US universities experienced the biggest enrolment drop among international students in 16 years, even before Covid-19 ravaged the globea sign of how the Trump administration's immigration policies have hurt American higher education.
Attendance slid 1.8 per cent in the 2019-20 academic year to 1.08 million, according to the Open Doors report released Monday (Nov 16) by the non-profit Institute of International Education. That's the third-biggest drop in the report's nearly 70-year history.
"This is largely driven by the unwelcoming message" from the federal government under President Donald Trump, said Donald Heller, professor of education at the University of San Francisco.
The decline is certain to be much bigger in the current academic year as the pandemic curbed international travel and visa issuance. Data this month from the National Clearinghouse Research Centre show undergraduate and graduate enrolment declined 15 per cent and 7.8 per cent, respectively, for the fall semester.
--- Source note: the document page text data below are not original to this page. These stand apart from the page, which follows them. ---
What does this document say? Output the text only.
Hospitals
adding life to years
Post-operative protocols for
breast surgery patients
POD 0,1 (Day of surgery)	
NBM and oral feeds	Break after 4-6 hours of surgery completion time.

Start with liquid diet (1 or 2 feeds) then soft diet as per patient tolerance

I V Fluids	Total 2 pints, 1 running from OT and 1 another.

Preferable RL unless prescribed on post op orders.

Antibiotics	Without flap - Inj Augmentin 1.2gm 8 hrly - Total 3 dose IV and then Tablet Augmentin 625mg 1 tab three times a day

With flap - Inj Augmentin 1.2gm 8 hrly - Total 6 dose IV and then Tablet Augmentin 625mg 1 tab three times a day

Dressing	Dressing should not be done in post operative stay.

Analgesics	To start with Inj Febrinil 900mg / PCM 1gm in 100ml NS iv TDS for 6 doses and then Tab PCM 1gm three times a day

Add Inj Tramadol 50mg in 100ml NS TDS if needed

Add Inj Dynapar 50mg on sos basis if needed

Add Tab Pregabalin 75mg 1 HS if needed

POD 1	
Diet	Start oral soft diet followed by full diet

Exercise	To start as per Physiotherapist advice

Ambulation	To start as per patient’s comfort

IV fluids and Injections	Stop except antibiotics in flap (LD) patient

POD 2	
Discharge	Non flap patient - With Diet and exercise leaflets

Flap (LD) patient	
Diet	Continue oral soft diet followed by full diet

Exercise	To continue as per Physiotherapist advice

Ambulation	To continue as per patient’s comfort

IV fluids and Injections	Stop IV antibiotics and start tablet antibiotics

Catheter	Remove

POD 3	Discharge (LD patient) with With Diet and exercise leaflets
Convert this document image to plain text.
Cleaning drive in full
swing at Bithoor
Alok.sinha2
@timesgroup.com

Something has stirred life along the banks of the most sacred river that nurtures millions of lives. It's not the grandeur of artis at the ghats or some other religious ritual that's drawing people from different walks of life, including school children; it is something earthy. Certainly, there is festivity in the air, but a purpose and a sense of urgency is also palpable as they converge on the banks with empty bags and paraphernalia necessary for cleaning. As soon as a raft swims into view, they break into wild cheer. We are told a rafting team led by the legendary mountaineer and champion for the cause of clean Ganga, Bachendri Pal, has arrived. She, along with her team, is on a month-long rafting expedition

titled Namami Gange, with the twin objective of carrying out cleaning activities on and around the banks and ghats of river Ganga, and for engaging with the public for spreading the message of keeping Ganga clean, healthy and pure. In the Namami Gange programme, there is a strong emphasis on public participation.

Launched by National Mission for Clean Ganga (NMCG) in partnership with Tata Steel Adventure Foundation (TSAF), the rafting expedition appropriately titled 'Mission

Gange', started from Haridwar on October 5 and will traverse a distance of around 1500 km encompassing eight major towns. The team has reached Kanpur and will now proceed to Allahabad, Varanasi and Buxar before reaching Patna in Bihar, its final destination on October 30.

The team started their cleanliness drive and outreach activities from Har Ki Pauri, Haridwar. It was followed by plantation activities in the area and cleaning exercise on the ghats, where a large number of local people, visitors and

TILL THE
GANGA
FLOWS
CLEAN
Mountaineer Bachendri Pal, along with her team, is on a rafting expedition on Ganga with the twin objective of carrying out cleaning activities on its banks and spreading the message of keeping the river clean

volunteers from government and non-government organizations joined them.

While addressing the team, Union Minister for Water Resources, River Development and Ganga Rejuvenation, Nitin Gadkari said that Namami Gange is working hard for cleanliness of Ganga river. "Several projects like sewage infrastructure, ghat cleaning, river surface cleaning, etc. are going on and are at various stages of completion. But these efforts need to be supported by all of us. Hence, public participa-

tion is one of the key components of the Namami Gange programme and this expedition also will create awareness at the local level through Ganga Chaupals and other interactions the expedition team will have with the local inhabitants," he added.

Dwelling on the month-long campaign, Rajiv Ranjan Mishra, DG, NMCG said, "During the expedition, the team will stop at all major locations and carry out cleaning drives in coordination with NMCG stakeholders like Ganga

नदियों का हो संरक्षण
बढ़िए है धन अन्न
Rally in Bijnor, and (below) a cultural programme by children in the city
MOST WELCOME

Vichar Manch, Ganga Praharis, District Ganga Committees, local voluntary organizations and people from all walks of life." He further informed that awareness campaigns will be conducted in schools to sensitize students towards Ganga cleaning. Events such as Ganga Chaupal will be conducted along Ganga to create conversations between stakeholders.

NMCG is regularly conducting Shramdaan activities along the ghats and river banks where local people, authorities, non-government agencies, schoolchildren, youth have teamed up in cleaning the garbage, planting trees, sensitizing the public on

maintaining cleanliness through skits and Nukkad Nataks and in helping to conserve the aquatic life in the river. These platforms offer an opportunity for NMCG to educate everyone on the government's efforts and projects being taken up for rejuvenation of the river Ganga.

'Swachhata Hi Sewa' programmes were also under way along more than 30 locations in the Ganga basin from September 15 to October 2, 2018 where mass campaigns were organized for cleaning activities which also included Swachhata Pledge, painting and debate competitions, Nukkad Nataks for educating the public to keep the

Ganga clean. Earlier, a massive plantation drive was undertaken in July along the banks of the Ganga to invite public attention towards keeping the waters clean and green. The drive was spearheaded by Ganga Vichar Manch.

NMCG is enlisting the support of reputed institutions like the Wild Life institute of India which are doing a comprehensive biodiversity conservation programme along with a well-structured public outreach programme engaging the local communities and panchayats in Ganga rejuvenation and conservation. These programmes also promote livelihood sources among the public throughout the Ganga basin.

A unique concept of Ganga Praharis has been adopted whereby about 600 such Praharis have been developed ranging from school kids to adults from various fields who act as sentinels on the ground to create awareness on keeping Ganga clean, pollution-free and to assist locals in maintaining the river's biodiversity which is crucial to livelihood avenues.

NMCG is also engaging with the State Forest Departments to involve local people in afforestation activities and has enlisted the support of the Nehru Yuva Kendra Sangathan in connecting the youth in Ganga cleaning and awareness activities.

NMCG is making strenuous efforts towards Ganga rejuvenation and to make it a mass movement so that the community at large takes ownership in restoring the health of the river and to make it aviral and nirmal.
Colleges have expressed alarm about international admissions for most of Trump's presidency, saying it's discouraged foreign students from attending US schools, once viewed as the platinum standard of higher education. The administration's policies and proposals are prompting them to consider other destinations.
A measure of the economic benefits that foreign students bring to the US fell for the first time in the more than two decades that it's been tracked by Nafsa: Association of International Educators.
Such students contributed US$38.7 billion (S$52.1 billion) to the US economy in 2019-20, down from nearly US$41 billion a year earlier, according to the trade group.
"What immigrants contribute to this country in terms of talent, energy and economics really fell flat with this administration," said Rachel Banks, Nafsa's senior director for public policy and legislative strategy.
"That's one of the hopeful things with a change in administration." Joe Biden President-elect Joe Biden has promised to reverse several of Trump's policies, including some of his immigration rules.
Foreigners account for 5.5 per cent of all students enrolled in higher education, according to Open Doors. Besides the diverse cultures they bring to campus, they're also attractive to US colleges because several pay full price. Heller said schools now may need to offer tuition discounts to continue attracting them.
Enrolment at US universities for students from Saudi Arabia tumbled 16.5 per cent, the most of any country, primarily because of changes to that government's scholarship programme, according to the Open Doors report.
Saudi Arabia isn't subject to Trump's travel ban, yet the policy probably contributed to the enrolment declines from that nation, Heller said.
"Students from predominantly Muslim countries are going to be taking another look at the US and asking if this is the place they want to be," he said.
China remained the top country of origin during the last school year with 373,000 students, an increase of 0.8 per cent from the previous year, or 36 per cent of the total.